Register assignment is based upon the compiler's allocation scheme, subject to the mips ABI http://www.cs.uwm.edu/classes/cs315/Bacon/Lecture/HTML/ch05s03.html
So, if you have two variables: a and b, the compiler can assign them to any register that is available for the given purpose. Register $31 aka $ra is the return address register. It's not a good choice to retain a data value because $ra is hardwired into the jal instruction.
$0 aka $zero is hardwired to the value of zero. Other registers can be used for any purpose, but most compilers, and most programs, adhere to the register usage conventions of the ABI.

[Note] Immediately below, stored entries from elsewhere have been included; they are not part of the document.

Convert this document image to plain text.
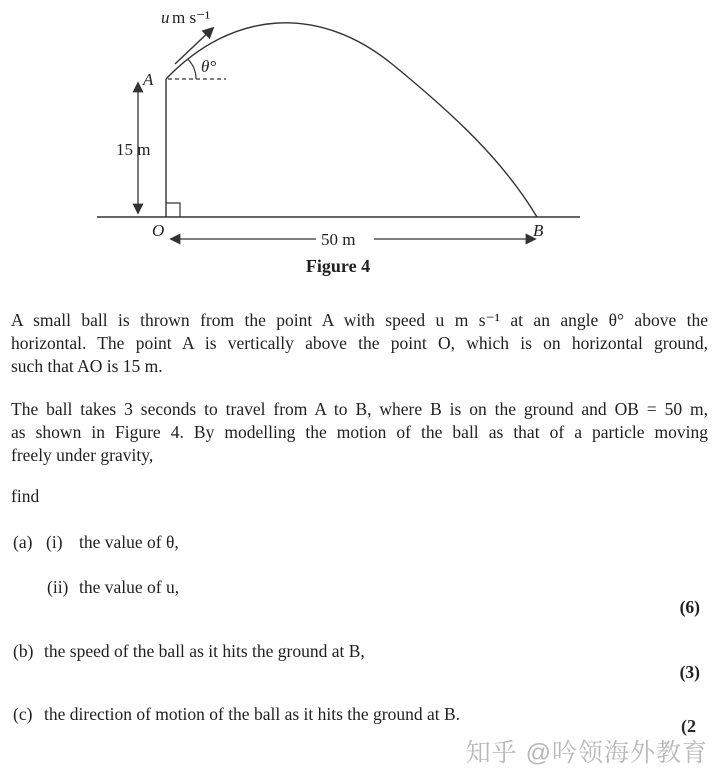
u m s⁻¹
θ°
A
15 m
O	B
50 m
Figure 4
A small ball is thrown from the point A with speed u m s⁻¹ at an angle θ° above the
horizontal. The point A is vertically above the point O, which is on horizontal ground,
such that AO is 15 m.
The ball takes 3 seconds to travel from A to B, where B is on the ground and OB = 50 m,
as shown in Figure 4. By modelling the motion of the ball as that of a particle moving
freely under gravity,
find
(a) (i) the value of θ,
(ii) the value of u,
(6)
(b) the speed of the ball as it hits the ground at B,
(3)
(c) the direction of motion of the ball as it hits the ground at B.
(2
知乎 @吟领海外教育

Thus, $1 aka $at is the "assembler temporary". This is used because mips only has conditional branch instructions for equality/inequality (e.g. beq/bne) and does not have (e.g. blt). So, it has an slt instruction that takes an output register, which is generally the $at register
For your sequence:
a = -2;
b = -a;
Let's assume that a has been assigned $t0 and b has been assigned to $t1. The generated sequence would be:
addi $t0,$zero,-2 # a = -2
sub $t1,$zero,$t0 # b = -a
Also, for more on what can and cannot be done with $ra, see my answer here: Whether $ra register callee saved or caller saved in mips?
$31 register in MIPS is the return address register. It is saved by the calling function. It is available for use after saving.
But there is no checking against that. It can be used in a lw instruction just like any other general purpose register.